El caso de Peter Thomas es más elocuente y preciso, si pensamos en la intencionalidad última del argumento: la restitución de una cierta politicidad que permita resistir el dominio incontestable del poder contemporáneo. En efecto, Thomas apunta a Spivak y a cierto giro anti-representacional en el subalternismo indio causante de una concepción sublime del subalterno que le restaría agencia política mientras le garantizaría una cierta agencia figurativa o catacrética. De ahí entonces la necesidad de volver a los Cuadernos, pues en ellos Gramsci elabora, ‘originariamente’, la noción de subalterno en tándem con la problemática del Estado nacional o integral (no es necesariamente lo mismo) y de la revolución pasiva. Si el subalternismo indio rompió con el marxismo convencional europeo y su teleología historicista, no por ello debería haber desechado la problemática de la agencia política, de la formación de los bloques y la articulación de lo social-popular en términos capaces de disputar la hegemonía de las clases o sectores dominantes. De ahí entonces que la conclusión de Thomas sea muy precisa y sin pedido de disculpas, hay que volver a Gramsci, y a un horizonte de lectura hegelianao, para problematizar la relación entre el subalterno y el Estado en términos efectivos y no dejarse seducir por la renuncia, finalmente nihilista, a la demanda de politicidad.

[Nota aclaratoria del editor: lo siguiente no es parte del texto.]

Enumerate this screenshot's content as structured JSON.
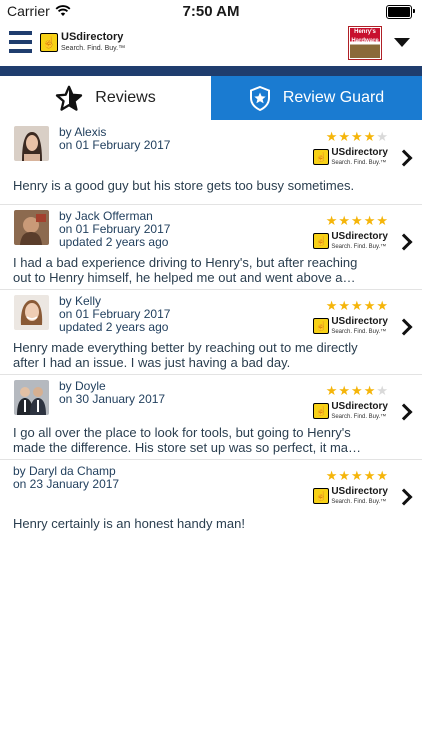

En este sentido, el argumento desplegado por Bosteels es más bien hostil frente a un grupo universitario, más o menos identificable, que representaría el mono de paja de la metafísica y su destrucción o deconstrucción infinita, mientras que el argumento de Thomas no solo descarta la problemática de lo que él mismo agrupa en términos muy gruesos como subalternismo indio y latinoamericano, sino que avanza en proponer una vuelta a Gramsci como centro-sujeto de una nueva articulación teórica y política capaz de problematizar la dominación contemporánea. Quizás por esto mismo, el verdadero homenaje a Beverley lo termina escribiendo Thomas, precisamente porque es Beverley quien, en el contexto de los debates al interior de subalternismo latinoamericano y del ascenso de los gobiernos de la llamada Marea Rosada latinoamericana, a comienzos de este siglo, hizo de manera más elocuente el paso desde la famosa pregunta de Gayatri Spivak ¿puede hablar el subalterno?, hacia una pregunta más operativa, y cercana a las preocupaciones de Thomas: ¿puede gobernar el subalterno de una manera tal que no sea la mera reproducción de la hegemonía tradicional? De ahí también que la “rehabilitación” de la relación entre marxismo y subalternismo presente en ambas ponencias, lleve implícita la hipótesis (hegeliana) del Estado como lugar en el que se jugaría la gradiente política de la subalternidad en el capitalismo contemporáneo. Gramsci y la hegemonía retornarían así incólumes a pesar de los ‘ataques’ esgrimidos desde la deconstrucción y sus derivas post-hegemónicas, y a pesar de la aparentemente fortuita posición intermedia ocupada por Ernesto Laclau y Chantal Mouffe quienes han re-elaborado la misma noción de hegemonía más allá de las limitaciones identitarias y economicistas del marxismo convencional (postmarxismo), para suplir precisamente la misma demanda de politicidad que se hace patente con la crisis histórica del modelo partisano propio de la Guerra Fría. Empero, habría que considerar que a pesar de que Laclau y Mouffe terminan por sacrificar su elaboración compleja de la política a la misma demanda moderna de politicidad, lo hacen, sin embargo, con una lectura más elaborada de la tradición marxista, lo que les permite evitar descubrir una vez más la pólvora marxista que sazona la producción industrial de papers universitarios políticamente correctos hoy en día.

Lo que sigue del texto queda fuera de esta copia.